Reem Khamis (rechts) im Kampf gegen eine Kontrahentin

NDR-Sport Hamburg: Muslima Reem Khamis ist Sportlerin des Jahres

Stand: 01.03.2024 06:00 Uhr

Die gebürtige Ägypterin Reem Khamis hat im vergangenen Jahr bei internationalen Karate-Wettkämpfen gleich drei Goldmedaillen gewonnen. Seit zehn Jahren lebt die Muslima mit ihrer Familie in Hamburg.

Von Bita Schafi-Neya

Reem Khamis ist fünffache deutsche Karate-Meisterin und führt die Weltrangliste der U21 an. Seit ihrer Einbürgerung kann die gebürtige Ägypterin international für Deutschland starten. Ihr Abitur absolvierte sie mit 1,4 und studiert Maschinenbau.

Reem Khamis findet Halt im Islam

Der Karate-Sport war für Reem Khamis eine wichtige Brücke, um in Norddeutschland Fuß zu fassen und in der deutschen Gesellschaft anzukommen. Auch wenn sie inzwischen seit rund zehn Jahren in Hamburg lebt, bedeutet ihr die ägyptische Kultur sehr viel. Deshalb pflegt sie mit ihrer Familie zu Hause weiterhin ihre Heimatsprache, zelebriert die muslimischen Feiertage, erzählt Reem Khamis: "Mein Leben in Ägypten unterscheidet sich kaum von dem, was ich jetzt habe, weil Sport immer ein Teil meines Lebens, meiner Kultur war. Ich fand es immer schön, dass wir die Feiertage beziehungsweise die kulturellen Aspekte noch feiern können beziehungsweise in unser Leben integrieren können. Es bringt ein Stück Heimat mehr oder weniger mit hier nach Deutschland."

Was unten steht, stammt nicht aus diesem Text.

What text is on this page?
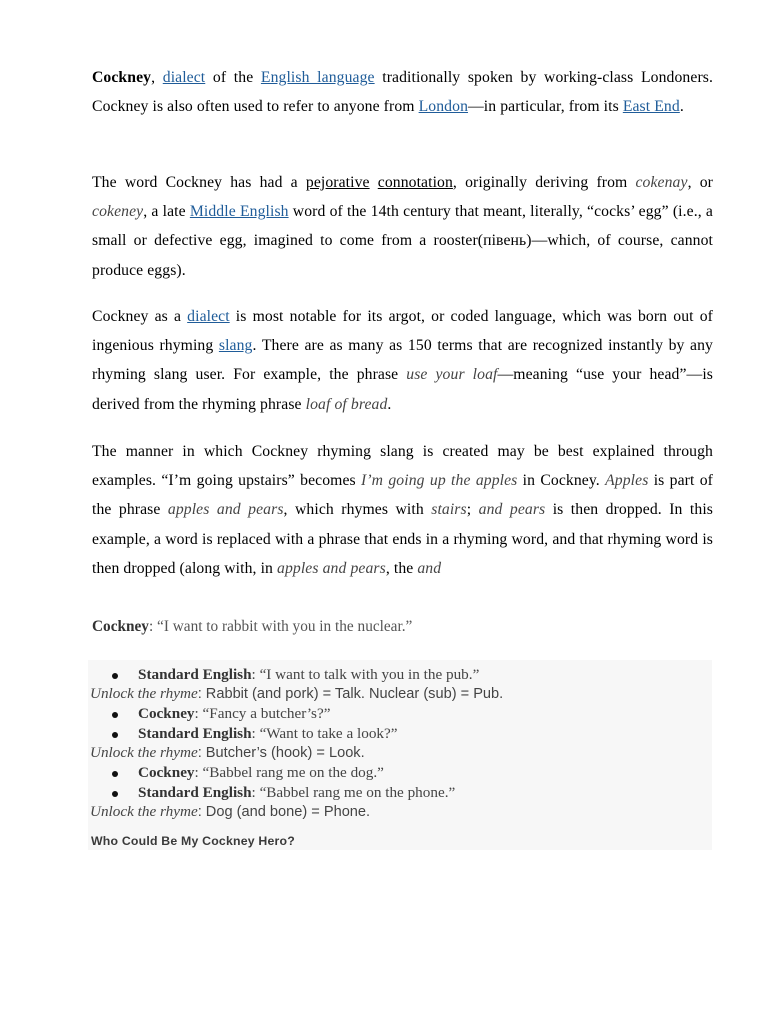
Cockney, dialect of the English language traditionally spoken by working-class Londoners. Cockney is also often used to refer to anyone from London—in particular, from its East End.

The word Cockney has had a pejorative connotation, originally deriving from cokenay, or cokeney, a late Middle English word of the 14th century that meant, literally, “cocks’ egg” (i.e., a small or defective egg, imagined to come from a rooster(півень)—which, of course, cannot produce eggs).

Cockney as a dialect is most notable for its argot, or coded language, which was born out of ingenious rhyming slang. There are as many as 150 terms that are recognized instantly by any rhyming slang user. For example, the phrase use your loaf—meaning “use your head”—is derived from the rhyming phrase loaf of bread.

The manner in which Cockney rhyming slang is created may be best explained through examples. “I’m going upstairs” becomes I’m going up the apples in Cockney. Apples is part of the phrase apples and pears, which rhymes with stairs; and pears is then dropped. In this example, a word is replaced with a phrase that ends in a rhyming word, and that rhyming word is then dropped (along with, in apples and pears, the and

Cockney: “I want to rabbit with you in the nuclear.”
Who Could Be My Cockney Hero?
Standard English: “I want to talk with you in the pub.”
Unlock the rhyme: Rabbit (and pork) = Talk. Nuclear (sub) = Pub.
Cockney: “Fancy a butcher’s?”
Standard English: “Want to take a look?”
Unlock the rhyme: Butcher’s (hook) = Look.
Cockney: “Babbel rang me on the dog.”
Standard English: “Babbel rang me on the phone.”
Unlock the rhyme: Dog (and bone) = Phone.
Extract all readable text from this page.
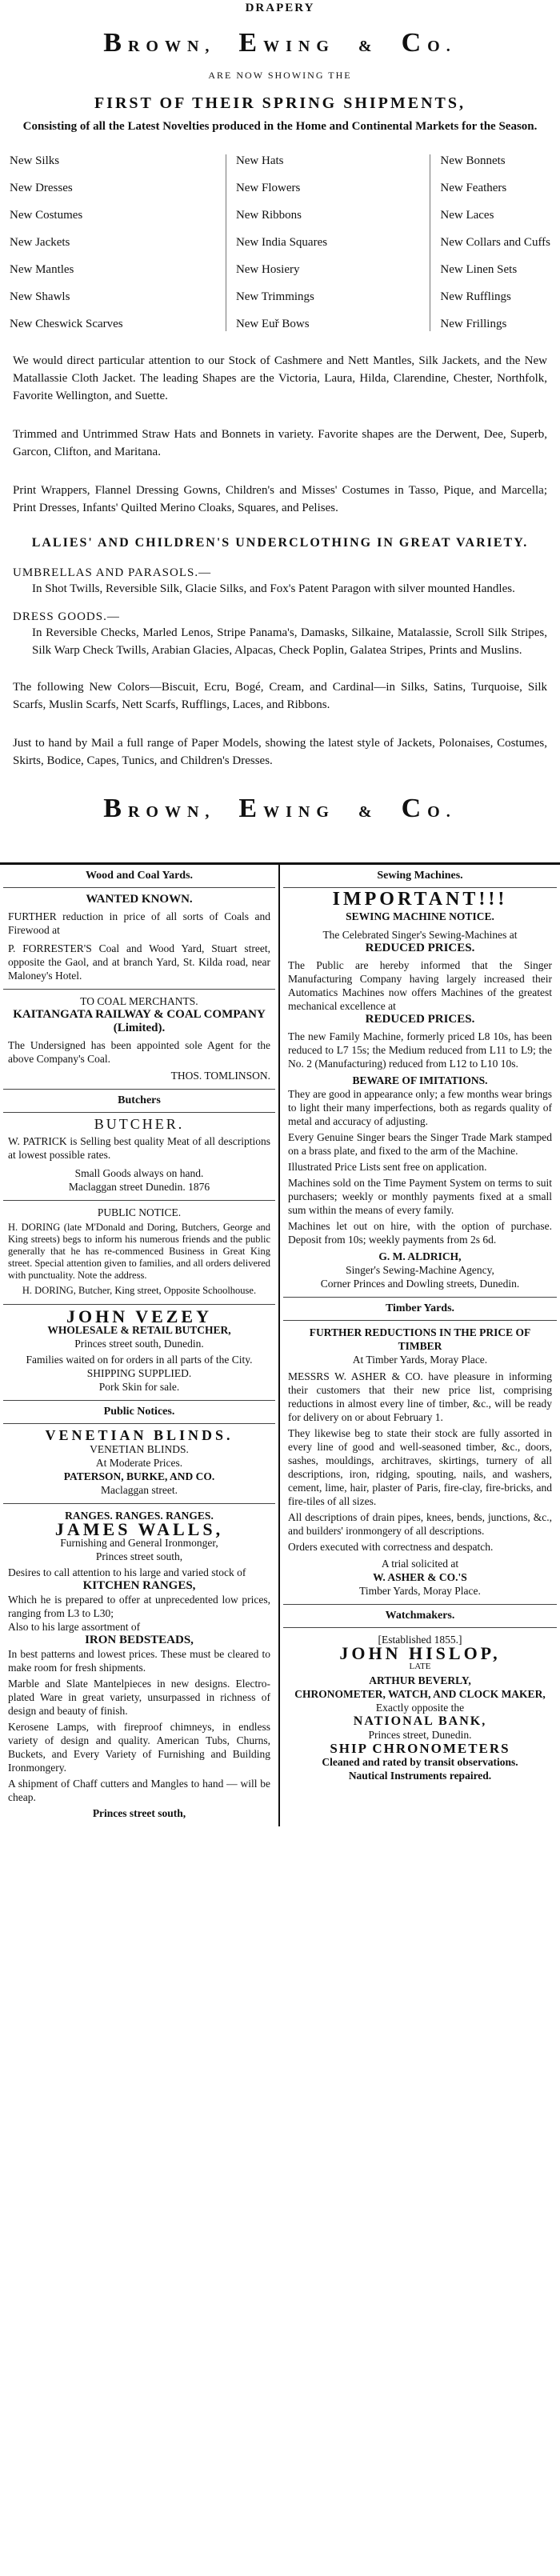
DRAPERY
BROWN, EWING & CO.
ARE NOW SHOWING THE
FIRST OF THEIR SPRING SHIPMENTS,

Consisting of all the Latest Novelties produced in the Home and Continental Markets for the Season.

New Silks
New Dresses
New Costumes
New Jackets
New Mantles
New Shawls
New Cheswick Scarves
New Hats
New Flowers
New Ribbons
New India Squares
New Hosiery
New Trimmings
New Euř Bows
New Bonnets
New Feathers
New Laces
New Collars and Cuffs
New Linen Sets
New Rufflings
New Frillings

We would direct particular attention to our Stock of Cashmere and Nett Mantles, Silk Jackets, and the New Matallassie Cloth Jacket. The leading Shapes are the Victoria, Laura, Hilda, Clarendine, Chester, Northfolk, Favorite Wellington, and Suette.

Trimmed and Untrimmed Straw Hats and Bonnets in variety. Favorite shapes are the Derwent, Dee, Superb, Garcon, Clifton, and Maritana.

Print Wrappers, Flannel Dressing Gowns, Children's and Misses' Costumes in Tasso, Pique, and Marcella; Print Dresses, Infants' Quilted Merino Cloaks, Squares, and Pelises.

LALIES' AND CHILDREN'S UNDERCLOTHING IN GREAT VARIETY.
UMBRELLAS AND PARASOLS.—

In Shot Twills, Reversible Silk, Glacie Silks, and Fox's Patent Paragon with silver mounted Handles.

DRESS GOODS.—

In Reversible Checks, Marled Lenos, Stripe Panama's, Damasks, Silkaine, Matalassie, Scroll Silk Stripes, Silk Warp Check Twills, Arabian Glacies, Alpacas, Check Poplin, Galatea Stripes, Prints and Muslins.

The following New Colors—Biscuit, Ecru, Bogé, Cream, and Cardinal—in Silks, Satins, Turquoise, Silk Scarfs, Muslin Scarfs, Nett Scarfs, Rufflings, Laces, and Ribbons.

Just to hand by Mail a full range of Paper Models, showing the latest style of Jackets, Polonaises, Costumes, Skirts, Bodice, Capes, Tunics, and Children's Dresses.

BROWN, EWING & CO.
Wood and Coal Yards.
WANTED KNOWN.

FURTHER reduction in price of all sorts of Coals and Firewood at

P. FORRESTER'S Coal and Wood Yard, Stuart street, opposite the Gaol, and at branch Yard, St. Kilda road, near Maloney's Hotel.

TO COAL MERCHANTS.
KAITANGATA RAILWAY & COAL COMPANY (Limited).

The Undersigned has been appointed sole Agent for the above Company's Coal.

THOS. TOMLINSON.

Butchers
BUTCHER.

W. PATRICK is Selling best quality Meat of all descriptions at lowest possible rates.

Small Goods always on hand.

Maclaggan street Dunedin. 1876

PUBLIC NOTICE.

H. DORING (late M'Donald and Doring, Butchers, George and King streets) begs to inform his numerous friends and the public generally that he has re-commenced Business in Great King street. Special attention given to families, and all orders delivered with punctuality. Note the address.

H. DORING, Butcher, King street, Opposite Schoolhouse.

JOHN VEZEY
WHOLESALE & RETAIL BUTCHER,
Princes street south, Dunedin.

Families waited on for orders in all parts of the City.

SHIPPING SUPPLIED.

Pork Skin for sale.

Public Notices.
VENETIAN BLINDS.
VENETIAN BLINDS.
At Moderate Prices.
PATERSON, BURKE, AND CO.
Maclaggan street.
RANGES. RANGES. RANGES.
JAMES WALLS,
Furnishing and General Ironmonger,
Princes street south,

Desires to call attention to his large and varied stock of

KITCHEN RANGES,

Which he is prepared to offer at unprecedented low prices, ranging from L3 to L30;

Also to his large assortment of

IRON BEDSTEADS,

In best patterns and lowest prices. These must be cleared to make room for fresh shipments.

Marble and Slate Mantelpieces in new designs. Electro-plated Ware in great variety, unsurpassed in richness of design and beauty of finish.

Kerosene Lamps, with fireproof chimneys, in endless variety of design and quality. American Tubs, Churns, Buckets, and Every Variety of Furnishing and Building Ironmongery.

A shipment of Chaff cutters and Mangles to hand — will be cheap.

Princes street south,

Sewing Machines.
IMPORTANT!!!
SEWING MACHINE NOTICE.

The Celebrated Singer's Sewing-Machines at

REDUCED PRICES.

The Public are hereby informed that the Singer Manufacturing Company having largely increased their Automatics Machines now offers Machines of the greatest mechanical excellence at

REDUCED PRICES.

The new Family Machine, formerly priced L8 10s, has been reduced to L7 15s; the Medium reduced from L11 to L9; the No. 2 (Manufacturing) reduced from L12 to L10 10s.

BEWARE OF IMITATIONS.

They are good in appearance only; a few months wear brings to light their many imperfections, both as regards quality of metal and accuracy of adjusting.

Every Genuine Singer bears the Singer Trade Mark stamped on a brass plate, and fixed to the arm of the Machine.

Illustrated Price Lists sent free on application.

Machines sold on the Time Payment System on terms to suit purchasers; weekly or monthly payments fixed at a small sum within the means of every family.

Machines let out on hire, with the option of purchase. Deposit from 10s; weekly payments from 2s 6d.

G. M. ALDRICH,
Singer's Sewing-Machine Agency,
Corner Princes and Dowling streets, Dunedin.
Timber Yards.
FURTHER REDUCTIONS IN THE PRICE OF TIMBER
At Timber Yards, Moray Place.

MESSRS W. ASHER & CO. have pleasure in informing their customers that their new price list, comprising reductions in almost every line of timber, &c., will be ready for delivery on or about February 1.

They likewise beg to state their stock are fully assorted in every line of good and well-seasoned timber, &c., doors, sashes, mouldings, architraves, skirtings, turnery of all descriptions, iron, ridging, spouting, nails, and washers, cement, lime, hair, plaster of Paris, fire-clay, fire-bricks, and fire-tiles of all sizes.

All descriptions of drain pipes, knees, bends, junctions, &c., and builders' ironmongery of all descriptions.

Orders executed with correctness and despatch.

A trial solicited at

W. ASHER & CO.'S
Timber Yards, Moray Place.
Watchmakers.
[Established 1855.]
JOHN HISLOP,
LATE
ARTHUR BEVERLY,
CHRONOMETER, WATCH, AND CLOCK MAKER,
Exactly opposite the
NATIONAL BANK,
Princes street, Dunedin.
SHIP CHRONOMETERS
Cleaned and rated by transit observations.
Nautical Instruments repaired.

Schon als Kind hat die Muslima den Koran gelesen. Die Religion oder auch Gott geben ihr Halt: "Für mich ist es das 'Gefühl', was man aus der Religion zieht. Wenn es mal nicht so läuft, wie ich es mir wünsche oder erhoffe, ist das so ein Anhaltspunkt, wo ich mich dann wohl fühle. Dementsprechend spielt das eine große Rolle in meinem Leben. In Bezug auf den Sport würde ich behaupten, dass das auch einer der Gründe ist, warum ich momentan erfolgreich bin beziehungsweise woran es liegt, dass ich mich da so durchbeißen kann."

Große Herausforderungen - vor allem während des Ramadan

Ihre Familie empfand den Sport nie als problematisch. Im Gegenteil - ihre Eltern unterstützen sie, wo sie nur können. Sie sei in einem Umfeld aufgewachsen, wo nicht zwischen Mann und Frau unterschieden werde. Auch deshalb brennt sie so für Karate, betont Reem Khamis: "Die Umstellungsfähigkeit, die man als Athlet habe muss, die Schnelligkeit, die Explosivität der Techniken - es ist einfach ein Schachspiel, bei dem man sich immer neu einstellen muss auf die Gegner, auf den Wettkampf allgemein. Ich hätte gedacht, je weiter ich komme, desto entspannter würde ich in jeden Wettkampf reingehen - aber tatsächlich ist das immer eine neue Herausforderung."

Auch wenn sie ehrgeizig ist - Lernen und Leistungssport miteinander zu verbinden, sei herausfordernd, vor allem während des Ramadan: "Man muss sich da leider ein bisschen anpassen beziehungsweise ich muss mir da manchmal Prioritäten setzen. Anstrengender wird es, wenn wir Ramadan feiern und ich fasten muss - dann sind die Trainingseinheiten nicht ganz so angenehm. Aber ich konnte es die letzten Jahre ganz gut meistern und dementsprechend fahre ich damit ganz gut klar."

Reem Khamis (rechts) im Kampf gegen eine Kontrahentin

Reem Khamis (rechts) im Kampf gegen eine Kontrahentin

Viel Training, kaum Freizeit

An sechs Tagen in der Woche trainiert Reem Khamis, da bleibt kaum Zeit für Privates: Urlaube mit der Familie, Kino mit Freunden oder auch Partys feiern am Wochenende - auf all das muss die Karatekämpferin in der Wettkampfzeit verzichten: "Wenn wir einen Wettkampf haben und den ganzen Tag in der Halle sitzen, kriege ich es im besten Fall hin, dass ich zwischendurch im Hotel bin, dann kann ich zwischendurch beten. Leider ist es meistens so, dass ich dann alles am Ende des Tages nachholen muss."

An fünf Tagen in der Woche trainiert Reem Khamis mit ihrem Coach Ralf Becker, um sich auf die Wettkämpfe vorzubereiten: Ihr größter Wunsch ist, dass Karate irgendwann mal olympische Disziplin wird.